Trabalhista

TST: ação sobre excesso de peso em caminhões cabe à Justiça do Trabalho

Decisão da 8ª Turma do TST define competência da Justiça do Trabalho para ações sobre excesso de peso em caminhões por afetar saúde do trabalhador.

Revisado pela equipe jurídica Laurentiz Sociedade de Advogados · junho de 2026

Ilustração para: TST: ação sobre excesso de peso em caminhões cabe à Justiça do Trabalho

Resumo da decisão

A 8ª Turma do Tribunal Superior do Trabalho (TST) decidiu que uma ação que discute o transporte de cana-de-açúcar em quantidades superiores ao máximo permitido deve ser julgada pela Justiça do Trabalho. O colegiado entendeu que a questão envolve normas de saúde e segurança do trabalhador, não sendo mera matéria de trânsito.

Contexto jurídico explicado de forma simples

Existem dois conjuntos de regras que podem se cruzar quando um caminhão circula com carga acima do limite: as regras de trânsito (peso máximo da carga) e as normas trabalhistas de saúde e segurança do trabalhador.
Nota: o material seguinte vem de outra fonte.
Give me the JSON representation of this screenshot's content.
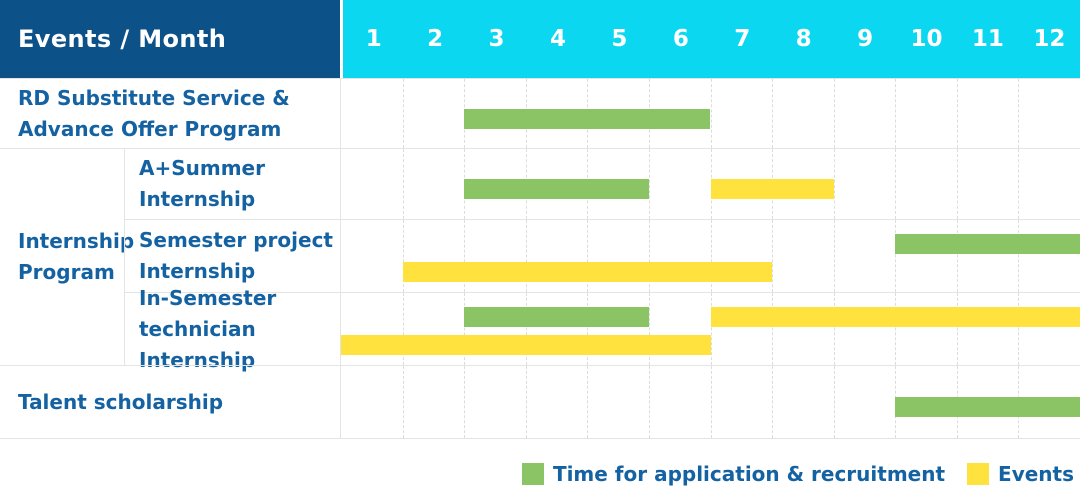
{
  "header": {
    "title": "Events / Month",
    "months": [
      "1",
      "2",
      "3",
      "4",
      "5",
      "6",
      "7",
      "8",
      "9",
      "10",
      "11",
      "12"
    ]
  },
  "colors": {
    "header_bg": "#0d5189",
    "months_bg": "#0bd8f0",
    "application": "#8bc465",
    "event": "#ffe23e",
    "text": "#1562a2",
    "border": "#e4e4e4",
    "gridline": "#dcdcdc"
  },
  "chart_data": {
    "type": "gantt",
    "x_axis": {
      "label": "Month",
      "ticks": [
        1,
        2,
        3,
        4,
        5,
        6,
        7,
        8,
        9,
        10,
        11,
        12
      ],
      "range": [
        1,
        12
      ]
    },
    "group": {
      "label": "Internship\nProgram",
      "covers_rows": [
        1,
        2,
        3
      ]
    },
    "rows": [
      {
        "label": "RD Substitute Service &\nAdvance Offer Program",
        "bars": [
          {
            "series": "application",
            "start_month": 3,
            "end_month": 6,
            "band": "single"
          }
        ]
      },
      {
        "label": "A+Summer\nInternship",
        "bars": [
          {
            "series": "application",
            "start_month": 3,
            "end_month": 5,
            "band": "single"
          },
          {
            "series": "event",
            "start_month": 7,
            "end_month": 8,
            "band": "single"
          }
        ]
      },
      {
        "label": "Semester project\nInternship",
        "bars": [
          {
            "series": "application",
            "start_month": 10,
            "end_month": 12,
            "band": "top"
          },
          {
            "series": "event",
            "start_month": 2,
            "end_month": 7,
            "band": "bottom"
          }
        ]
      },
      {
        "label": "In-Semester\ntechnician Internship",
        "bars": [
          {
            "series": "application",
            "start_month": 3,
            "end_month": 5,
            "band": "top"
          },
          {
            "series": "event",
            "start_month": 7,
            "end_month": 12,
            "band": "top"
          },
          {
            "series": "event",
            "start_month": 1,
            "end_month": 6,
            "band": "bottom"
          }
        ]
      },
      {
        "label": "Talent scholarship",
        "bars": [
          {
            "series": "application",
            "start_month": 10,
            "end_month": 12,
            "band": "single"
          }
        ]
      }
    ]
  },
  "legend": {
    "application": "Time for application & recruitment",
    "event": "Events"
  }
}
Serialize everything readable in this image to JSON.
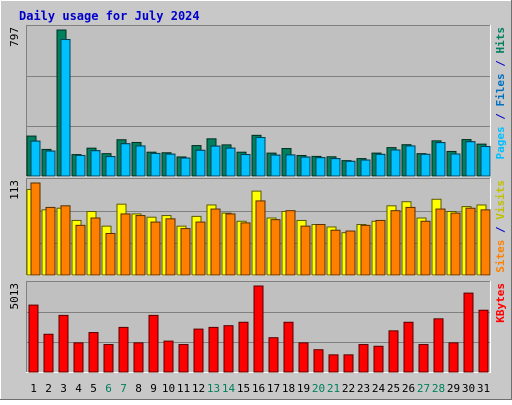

Na prática, quando a discussão envolve direitos do trabalhador — por exemplo, riscos à saúde, condições de trabalho ou exigência de jornada e remuneração compatíveis com o esforço — a matéria passa a ser do âmbito da Justiça do Trabalho.

O que mudou com esta decisão

Com a orientação da 8ª Turma do TST, ações movidas por motoristas ou trabalhadores que aleguem danos ou violação de direitos em razão do excesso de peso na carga devem tramitar na Vara do Trabalho. Isso evita que demandas trabalhistas sejam afastadas sob o argumento de competência em razão de matéria de trânsito, permitindo que o juiz do trabalho analise aspectos relacionados à saúde, segurança e condições laborais.

Quem é afetado por essa decisão

  • Motoristas e ajudantes que trabalham no transporte de cana-de-açúcar (ou outras cargas) e alegam prejuízo à saúde, segurança ou direitos trabalhistas em razão do excesso de peso.
  • Empregadores (transportadoras, usinas, cooperativas) que serão demandados na esfera trabalhista por reivindicações ligadas às condições de trabalho.
  • Sindicatos e profissionais de saúde do trabalho, que podem participar para proteger direitos coletivos ou individuais.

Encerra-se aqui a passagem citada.